One of the big changes from our last projections involves the linbacking corps. Jo-Lonn Dunbar has been re-upped for two more years, but we drop him from the starting lineup as Laurinaitis and Ogletree lead the charge in a Nickel set. This has less to do with Dunbar and more to do with the guy the the Rams added in the second round. More on that in just a moment.

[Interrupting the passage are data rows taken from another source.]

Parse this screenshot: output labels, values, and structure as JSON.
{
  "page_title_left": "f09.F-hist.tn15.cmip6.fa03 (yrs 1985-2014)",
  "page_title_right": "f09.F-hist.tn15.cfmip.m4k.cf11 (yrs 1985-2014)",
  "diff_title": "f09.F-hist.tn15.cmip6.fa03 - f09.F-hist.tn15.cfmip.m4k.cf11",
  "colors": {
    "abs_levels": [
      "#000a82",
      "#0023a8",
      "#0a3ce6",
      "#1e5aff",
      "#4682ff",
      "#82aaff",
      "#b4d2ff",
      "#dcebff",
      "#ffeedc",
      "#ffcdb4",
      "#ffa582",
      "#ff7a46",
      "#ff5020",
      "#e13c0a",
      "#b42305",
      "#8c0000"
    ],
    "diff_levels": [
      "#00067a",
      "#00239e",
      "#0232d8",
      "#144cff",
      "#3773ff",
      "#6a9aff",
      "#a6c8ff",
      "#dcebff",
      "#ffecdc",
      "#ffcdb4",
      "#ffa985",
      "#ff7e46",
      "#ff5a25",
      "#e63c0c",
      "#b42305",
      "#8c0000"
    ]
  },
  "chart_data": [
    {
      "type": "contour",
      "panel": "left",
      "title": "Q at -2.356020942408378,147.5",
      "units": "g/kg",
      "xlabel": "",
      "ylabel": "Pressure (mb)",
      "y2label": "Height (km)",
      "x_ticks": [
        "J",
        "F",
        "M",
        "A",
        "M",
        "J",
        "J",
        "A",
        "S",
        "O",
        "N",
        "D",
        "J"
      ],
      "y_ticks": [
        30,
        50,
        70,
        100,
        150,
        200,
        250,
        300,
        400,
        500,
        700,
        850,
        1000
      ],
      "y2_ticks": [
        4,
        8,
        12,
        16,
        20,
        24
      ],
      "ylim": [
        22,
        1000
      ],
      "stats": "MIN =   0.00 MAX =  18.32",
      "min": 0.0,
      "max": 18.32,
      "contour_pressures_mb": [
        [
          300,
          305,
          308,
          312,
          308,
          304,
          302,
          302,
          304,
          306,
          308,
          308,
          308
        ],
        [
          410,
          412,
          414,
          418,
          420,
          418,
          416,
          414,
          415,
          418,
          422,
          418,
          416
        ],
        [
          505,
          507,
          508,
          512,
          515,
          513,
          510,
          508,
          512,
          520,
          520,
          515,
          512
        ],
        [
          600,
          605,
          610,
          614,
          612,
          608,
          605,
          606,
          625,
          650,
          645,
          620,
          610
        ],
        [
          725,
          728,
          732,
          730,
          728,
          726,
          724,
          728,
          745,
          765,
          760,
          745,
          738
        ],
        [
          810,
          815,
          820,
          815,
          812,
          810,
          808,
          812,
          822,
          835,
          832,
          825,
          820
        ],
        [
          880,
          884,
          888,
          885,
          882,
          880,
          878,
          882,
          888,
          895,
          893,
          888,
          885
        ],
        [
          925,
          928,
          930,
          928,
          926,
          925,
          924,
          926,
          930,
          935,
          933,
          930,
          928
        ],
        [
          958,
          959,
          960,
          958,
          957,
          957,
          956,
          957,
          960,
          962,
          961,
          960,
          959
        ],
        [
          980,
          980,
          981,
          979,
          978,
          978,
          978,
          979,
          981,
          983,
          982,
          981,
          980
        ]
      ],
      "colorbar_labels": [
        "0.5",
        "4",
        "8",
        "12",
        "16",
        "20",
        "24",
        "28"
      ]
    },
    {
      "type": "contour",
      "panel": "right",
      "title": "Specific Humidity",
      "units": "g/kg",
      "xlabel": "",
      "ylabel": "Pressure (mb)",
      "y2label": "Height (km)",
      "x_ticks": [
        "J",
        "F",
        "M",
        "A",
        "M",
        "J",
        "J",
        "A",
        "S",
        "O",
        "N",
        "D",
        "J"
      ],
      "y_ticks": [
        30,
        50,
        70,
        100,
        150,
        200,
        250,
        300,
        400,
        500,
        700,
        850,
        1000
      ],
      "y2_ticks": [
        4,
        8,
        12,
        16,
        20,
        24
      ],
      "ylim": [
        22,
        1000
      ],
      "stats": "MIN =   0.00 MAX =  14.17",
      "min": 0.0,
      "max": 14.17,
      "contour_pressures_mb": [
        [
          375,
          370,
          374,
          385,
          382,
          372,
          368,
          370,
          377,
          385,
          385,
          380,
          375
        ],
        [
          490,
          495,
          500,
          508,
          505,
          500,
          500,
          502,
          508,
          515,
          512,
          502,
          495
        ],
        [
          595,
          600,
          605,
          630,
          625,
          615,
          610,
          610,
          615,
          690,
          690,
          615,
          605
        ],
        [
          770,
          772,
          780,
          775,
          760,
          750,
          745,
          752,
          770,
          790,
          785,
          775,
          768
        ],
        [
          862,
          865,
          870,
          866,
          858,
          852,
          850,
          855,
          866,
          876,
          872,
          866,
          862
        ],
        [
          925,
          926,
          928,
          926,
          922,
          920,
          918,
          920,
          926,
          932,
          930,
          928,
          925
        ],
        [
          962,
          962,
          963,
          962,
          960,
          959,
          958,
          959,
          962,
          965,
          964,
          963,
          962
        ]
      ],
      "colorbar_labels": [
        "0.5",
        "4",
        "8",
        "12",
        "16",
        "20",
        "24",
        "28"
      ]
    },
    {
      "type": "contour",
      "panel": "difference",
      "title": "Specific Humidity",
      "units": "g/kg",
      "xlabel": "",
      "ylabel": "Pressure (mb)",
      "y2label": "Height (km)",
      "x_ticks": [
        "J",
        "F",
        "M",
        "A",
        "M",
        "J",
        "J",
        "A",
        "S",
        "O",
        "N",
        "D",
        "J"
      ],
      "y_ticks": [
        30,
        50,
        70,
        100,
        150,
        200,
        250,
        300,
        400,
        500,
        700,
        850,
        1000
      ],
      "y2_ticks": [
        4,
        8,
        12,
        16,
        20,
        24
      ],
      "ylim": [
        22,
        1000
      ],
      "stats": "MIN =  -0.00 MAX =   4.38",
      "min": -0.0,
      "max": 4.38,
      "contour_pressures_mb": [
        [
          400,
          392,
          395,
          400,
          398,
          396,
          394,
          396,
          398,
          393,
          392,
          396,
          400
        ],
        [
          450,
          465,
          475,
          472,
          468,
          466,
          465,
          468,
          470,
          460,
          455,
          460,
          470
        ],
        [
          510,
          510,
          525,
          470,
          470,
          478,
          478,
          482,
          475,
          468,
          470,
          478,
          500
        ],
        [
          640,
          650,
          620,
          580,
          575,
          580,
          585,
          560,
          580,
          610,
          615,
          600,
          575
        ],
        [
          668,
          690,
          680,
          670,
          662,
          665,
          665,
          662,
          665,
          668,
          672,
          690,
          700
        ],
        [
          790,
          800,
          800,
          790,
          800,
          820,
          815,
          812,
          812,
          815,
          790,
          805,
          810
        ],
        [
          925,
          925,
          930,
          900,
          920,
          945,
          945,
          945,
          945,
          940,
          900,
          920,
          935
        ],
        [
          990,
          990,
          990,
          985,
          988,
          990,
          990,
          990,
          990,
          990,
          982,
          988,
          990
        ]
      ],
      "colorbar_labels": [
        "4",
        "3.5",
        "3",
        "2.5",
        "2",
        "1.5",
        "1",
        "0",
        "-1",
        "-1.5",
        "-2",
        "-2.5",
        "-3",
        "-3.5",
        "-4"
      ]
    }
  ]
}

Cornerbacks – Janoris Jenkins, Trumaine Johnson, and Lamarcus Joyner

The Rams did as many thought they would and added some nice secondary depth through the draft. The biggest reason for our defensive projections switching from a 4-3 into a Nickel formation is due to just that. In round two, the Rams selected Florida State’s Lamarcus Joyner, a pick I am personally very excited about. Joyner is as athletically gifted as he is smart, and plays much bigger than his relatively miniscule 5’8 frame puts on. There was some initial thought that he’d fill the team’s void at free safety, but head coach Jeff Fisher has stated publicly that he’ll play the Nickel corner role in his rookie season. He joins Jenkins and Johnson in a young group of cornerbacks that will have to get nicknamed sooner or later (Jenkins, Johnson and Joyner – there has to be something there).

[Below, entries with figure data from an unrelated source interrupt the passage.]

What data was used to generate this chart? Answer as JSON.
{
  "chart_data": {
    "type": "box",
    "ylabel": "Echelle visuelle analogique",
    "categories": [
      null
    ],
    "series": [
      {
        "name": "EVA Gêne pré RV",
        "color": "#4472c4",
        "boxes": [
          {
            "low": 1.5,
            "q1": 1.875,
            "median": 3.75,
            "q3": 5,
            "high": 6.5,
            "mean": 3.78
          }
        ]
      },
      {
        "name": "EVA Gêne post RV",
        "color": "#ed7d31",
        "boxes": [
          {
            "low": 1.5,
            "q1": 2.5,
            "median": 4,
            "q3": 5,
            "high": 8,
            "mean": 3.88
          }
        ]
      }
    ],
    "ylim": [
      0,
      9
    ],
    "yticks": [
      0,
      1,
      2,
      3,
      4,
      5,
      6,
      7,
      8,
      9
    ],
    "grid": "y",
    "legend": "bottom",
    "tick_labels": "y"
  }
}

Safeties – Rodney Mcleod and T.J. McDonald

In our last projections, I had the Rams taking Stanford safety Ed Reynolds in the third round and slotting him into the free safety position. That obviously didn’t happen. The Rams didn’t make the safety position as high a priority early in the draft as many believed they would, but they did take Utah State’s Mo Alexander in the fourth round and Ohio State’s C.B. Bryant in the seventh. The roles that each will play remain to be seen, so we’ll have to go with incumbent starter Rodney McLeod at free safety. McLeod was solid if unspectacular in manning both the safety and nickel corner position last season, and perhaps the Rams neglecting to make the position a huge offseason priority shows a trust in McLeod that the outside hasn’t yet been privy to. He gets the nod. McDonald is a holdover at starter from our last projections, and that’s where he’ll remain barring unforeseen circumstances.

What do you think of our way-too-early projections? Agree? Disagree? Think the Rams’ secondary will still be too young to make a big impact? Let us know in the comments section below.